Removing any single letter on a string in python

import re
text = "z 23rwqw a 34qf34 h 343fsdfd"
print re.sub(r'(?:^| )\w(?:$| )', ' ', text).strip()

or

tmp = re.sub(r'\b\w\b', ' ', input)
print re.sub(r'\s{2,}', ' ', tmp).strip()

I had a similar issue and came up with the following regex solution:

import re
pattern = r"((?<=^)|(?<= )).((?=$)|(?= ))"
text = "z 23rwqw a 34qf34 h 343fsdfd"
print(re.sub("\s+", " ", re.sub(pattern, '', text).strip()))
#23rwqw 34qf34 343fsdfd

Explanation

• (?<=^) and (?<= ) are look-behinds for start of string and space, respectively. Match either of these conditions using | (or).
• . matches any single character
• ((?=$)|(?= )) is similar to the first bullet point, except it's a look-ahead for either the end of the string or a space.

Finally call re.sub("\s+", " ", my_string) to condense multiple spaces with a single space.

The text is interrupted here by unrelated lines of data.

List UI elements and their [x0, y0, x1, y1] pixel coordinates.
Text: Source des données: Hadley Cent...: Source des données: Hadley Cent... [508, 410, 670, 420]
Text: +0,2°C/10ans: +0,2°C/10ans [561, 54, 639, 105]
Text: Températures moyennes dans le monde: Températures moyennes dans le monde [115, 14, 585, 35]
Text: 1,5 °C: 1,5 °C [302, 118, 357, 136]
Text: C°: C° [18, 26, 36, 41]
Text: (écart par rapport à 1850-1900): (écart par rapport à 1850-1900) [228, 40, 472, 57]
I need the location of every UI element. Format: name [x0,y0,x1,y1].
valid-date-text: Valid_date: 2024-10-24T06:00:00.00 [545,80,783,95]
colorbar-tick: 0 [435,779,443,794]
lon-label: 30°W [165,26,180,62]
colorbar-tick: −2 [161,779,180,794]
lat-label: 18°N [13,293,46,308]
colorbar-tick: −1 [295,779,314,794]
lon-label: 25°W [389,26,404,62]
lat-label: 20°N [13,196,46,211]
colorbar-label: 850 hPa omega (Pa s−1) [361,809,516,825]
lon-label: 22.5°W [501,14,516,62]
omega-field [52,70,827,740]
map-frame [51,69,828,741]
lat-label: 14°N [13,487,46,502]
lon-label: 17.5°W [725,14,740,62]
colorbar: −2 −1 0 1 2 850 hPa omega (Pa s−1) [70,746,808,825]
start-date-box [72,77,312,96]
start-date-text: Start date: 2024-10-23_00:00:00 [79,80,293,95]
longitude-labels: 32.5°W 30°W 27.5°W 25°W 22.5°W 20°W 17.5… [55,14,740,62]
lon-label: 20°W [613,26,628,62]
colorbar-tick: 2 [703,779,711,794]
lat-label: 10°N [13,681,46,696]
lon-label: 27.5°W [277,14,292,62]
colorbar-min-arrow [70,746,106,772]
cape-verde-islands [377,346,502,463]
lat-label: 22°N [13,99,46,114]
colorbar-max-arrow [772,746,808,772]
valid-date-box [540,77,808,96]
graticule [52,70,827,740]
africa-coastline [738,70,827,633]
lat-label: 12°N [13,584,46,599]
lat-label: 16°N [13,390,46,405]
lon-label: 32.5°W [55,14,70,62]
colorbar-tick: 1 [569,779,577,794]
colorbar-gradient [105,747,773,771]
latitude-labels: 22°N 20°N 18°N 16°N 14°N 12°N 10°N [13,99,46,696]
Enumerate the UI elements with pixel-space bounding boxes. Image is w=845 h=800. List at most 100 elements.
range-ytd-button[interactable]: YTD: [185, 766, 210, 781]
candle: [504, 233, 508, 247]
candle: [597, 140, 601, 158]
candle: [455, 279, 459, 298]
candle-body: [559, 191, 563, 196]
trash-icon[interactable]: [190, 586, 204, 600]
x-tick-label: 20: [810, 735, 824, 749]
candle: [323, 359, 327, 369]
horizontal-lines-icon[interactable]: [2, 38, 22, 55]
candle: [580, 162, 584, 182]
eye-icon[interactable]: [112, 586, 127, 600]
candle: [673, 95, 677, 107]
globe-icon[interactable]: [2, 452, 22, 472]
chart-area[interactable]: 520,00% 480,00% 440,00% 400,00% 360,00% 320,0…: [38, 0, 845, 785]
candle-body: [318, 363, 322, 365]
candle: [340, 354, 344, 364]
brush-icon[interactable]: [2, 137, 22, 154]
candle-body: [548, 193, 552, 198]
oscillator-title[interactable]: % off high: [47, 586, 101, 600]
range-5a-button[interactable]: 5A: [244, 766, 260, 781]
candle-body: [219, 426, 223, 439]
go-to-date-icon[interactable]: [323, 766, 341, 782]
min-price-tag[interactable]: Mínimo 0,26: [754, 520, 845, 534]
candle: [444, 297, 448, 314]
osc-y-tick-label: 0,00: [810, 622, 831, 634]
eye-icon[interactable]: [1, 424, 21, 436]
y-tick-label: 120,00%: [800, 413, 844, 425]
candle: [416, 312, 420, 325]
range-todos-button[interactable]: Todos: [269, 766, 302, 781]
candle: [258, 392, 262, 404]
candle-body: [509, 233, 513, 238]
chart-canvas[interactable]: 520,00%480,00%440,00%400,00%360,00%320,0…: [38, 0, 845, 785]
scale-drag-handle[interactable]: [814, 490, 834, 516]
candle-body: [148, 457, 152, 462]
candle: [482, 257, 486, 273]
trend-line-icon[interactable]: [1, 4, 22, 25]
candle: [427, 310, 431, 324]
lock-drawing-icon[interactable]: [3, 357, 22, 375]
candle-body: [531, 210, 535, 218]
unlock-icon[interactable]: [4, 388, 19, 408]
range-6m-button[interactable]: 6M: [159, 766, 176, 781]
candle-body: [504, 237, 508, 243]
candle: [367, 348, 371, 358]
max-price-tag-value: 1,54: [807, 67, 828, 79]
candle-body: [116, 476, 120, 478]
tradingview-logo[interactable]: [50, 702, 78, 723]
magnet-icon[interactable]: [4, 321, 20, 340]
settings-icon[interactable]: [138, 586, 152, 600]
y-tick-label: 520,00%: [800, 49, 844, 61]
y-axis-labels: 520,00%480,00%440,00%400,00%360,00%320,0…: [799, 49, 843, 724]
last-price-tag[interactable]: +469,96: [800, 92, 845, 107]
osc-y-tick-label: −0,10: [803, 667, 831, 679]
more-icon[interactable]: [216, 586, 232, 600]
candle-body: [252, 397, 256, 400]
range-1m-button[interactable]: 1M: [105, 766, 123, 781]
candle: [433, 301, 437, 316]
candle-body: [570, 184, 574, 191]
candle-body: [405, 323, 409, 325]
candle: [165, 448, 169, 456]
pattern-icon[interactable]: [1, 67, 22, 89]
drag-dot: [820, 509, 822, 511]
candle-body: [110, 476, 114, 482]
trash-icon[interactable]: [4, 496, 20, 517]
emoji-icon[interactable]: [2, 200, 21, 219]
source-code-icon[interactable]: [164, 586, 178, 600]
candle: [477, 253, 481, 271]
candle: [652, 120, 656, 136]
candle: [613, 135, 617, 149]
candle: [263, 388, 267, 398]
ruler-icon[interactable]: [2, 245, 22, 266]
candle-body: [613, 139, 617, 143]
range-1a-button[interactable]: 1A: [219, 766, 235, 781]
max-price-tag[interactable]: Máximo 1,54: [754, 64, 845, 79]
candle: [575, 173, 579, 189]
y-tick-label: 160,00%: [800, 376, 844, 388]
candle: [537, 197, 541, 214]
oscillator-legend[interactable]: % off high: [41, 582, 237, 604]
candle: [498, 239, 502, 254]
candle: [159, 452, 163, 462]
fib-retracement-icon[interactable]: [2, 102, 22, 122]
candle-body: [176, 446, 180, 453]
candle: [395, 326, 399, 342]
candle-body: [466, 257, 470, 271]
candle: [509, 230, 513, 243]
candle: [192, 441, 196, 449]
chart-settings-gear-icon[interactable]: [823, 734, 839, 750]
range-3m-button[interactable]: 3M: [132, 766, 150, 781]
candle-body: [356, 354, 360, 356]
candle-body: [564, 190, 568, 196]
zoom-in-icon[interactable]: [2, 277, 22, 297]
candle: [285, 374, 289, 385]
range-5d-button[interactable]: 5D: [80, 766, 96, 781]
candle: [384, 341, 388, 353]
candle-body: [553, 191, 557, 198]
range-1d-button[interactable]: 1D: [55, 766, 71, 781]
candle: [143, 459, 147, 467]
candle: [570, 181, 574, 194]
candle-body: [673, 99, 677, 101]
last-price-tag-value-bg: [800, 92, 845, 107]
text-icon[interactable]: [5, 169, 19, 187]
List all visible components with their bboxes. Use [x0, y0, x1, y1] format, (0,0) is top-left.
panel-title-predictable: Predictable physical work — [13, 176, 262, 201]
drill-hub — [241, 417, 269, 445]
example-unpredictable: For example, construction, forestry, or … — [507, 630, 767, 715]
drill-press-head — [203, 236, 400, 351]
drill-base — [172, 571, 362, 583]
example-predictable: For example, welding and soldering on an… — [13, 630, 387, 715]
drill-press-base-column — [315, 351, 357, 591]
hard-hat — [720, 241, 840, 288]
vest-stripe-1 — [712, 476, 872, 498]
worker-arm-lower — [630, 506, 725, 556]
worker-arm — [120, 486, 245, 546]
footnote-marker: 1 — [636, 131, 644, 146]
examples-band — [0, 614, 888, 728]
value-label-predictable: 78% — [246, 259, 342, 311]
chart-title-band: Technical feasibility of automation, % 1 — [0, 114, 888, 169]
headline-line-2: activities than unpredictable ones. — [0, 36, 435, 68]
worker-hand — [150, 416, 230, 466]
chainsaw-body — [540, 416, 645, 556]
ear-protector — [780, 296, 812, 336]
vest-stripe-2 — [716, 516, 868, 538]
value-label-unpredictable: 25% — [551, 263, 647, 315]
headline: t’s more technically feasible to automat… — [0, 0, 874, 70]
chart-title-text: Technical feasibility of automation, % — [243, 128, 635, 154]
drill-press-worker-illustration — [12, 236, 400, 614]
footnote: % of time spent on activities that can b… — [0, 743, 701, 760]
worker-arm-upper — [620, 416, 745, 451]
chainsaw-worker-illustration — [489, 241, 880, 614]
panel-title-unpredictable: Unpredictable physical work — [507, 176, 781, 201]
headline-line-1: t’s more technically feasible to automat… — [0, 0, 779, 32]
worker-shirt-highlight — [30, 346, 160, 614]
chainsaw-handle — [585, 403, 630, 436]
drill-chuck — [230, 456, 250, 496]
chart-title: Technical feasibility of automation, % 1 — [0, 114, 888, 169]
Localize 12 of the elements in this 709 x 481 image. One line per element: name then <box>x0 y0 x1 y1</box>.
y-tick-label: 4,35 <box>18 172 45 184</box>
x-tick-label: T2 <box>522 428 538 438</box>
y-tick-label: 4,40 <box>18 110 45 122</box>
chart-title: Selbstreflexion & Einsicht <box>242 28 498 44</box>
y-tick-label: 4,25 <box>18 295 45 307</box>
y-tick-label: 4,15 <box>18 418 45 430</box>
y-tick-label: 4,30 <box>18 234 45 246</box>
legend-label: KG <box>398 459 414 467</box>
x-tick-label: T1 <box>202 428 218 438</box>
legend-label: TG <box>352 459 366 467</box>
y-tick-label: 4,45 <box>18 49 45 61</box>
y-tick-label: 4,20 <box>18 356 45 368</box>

>>> ' '.join( [w for w in input.split() if len(w)>1] )
'23rwqw 34qf34 343fsdfd'

I hope there's a neater regex way than this, but:

>>> import re
>>> text = 'z 23rwqw a 34qf34 h 343fsdfd'

>>> re.sub('(\\b[A-Za-z] \\b|\\b [A-Za-z]\\b)', '', text)
'23rwqw 34qf34 343fsdfd'

It's a word boundary, a single letter, a space, and a word boundary. It's doubled up so it can match a single character at the start or end of the string z_ and _z leaving no space, and a character in the middle _z_ leaving one space.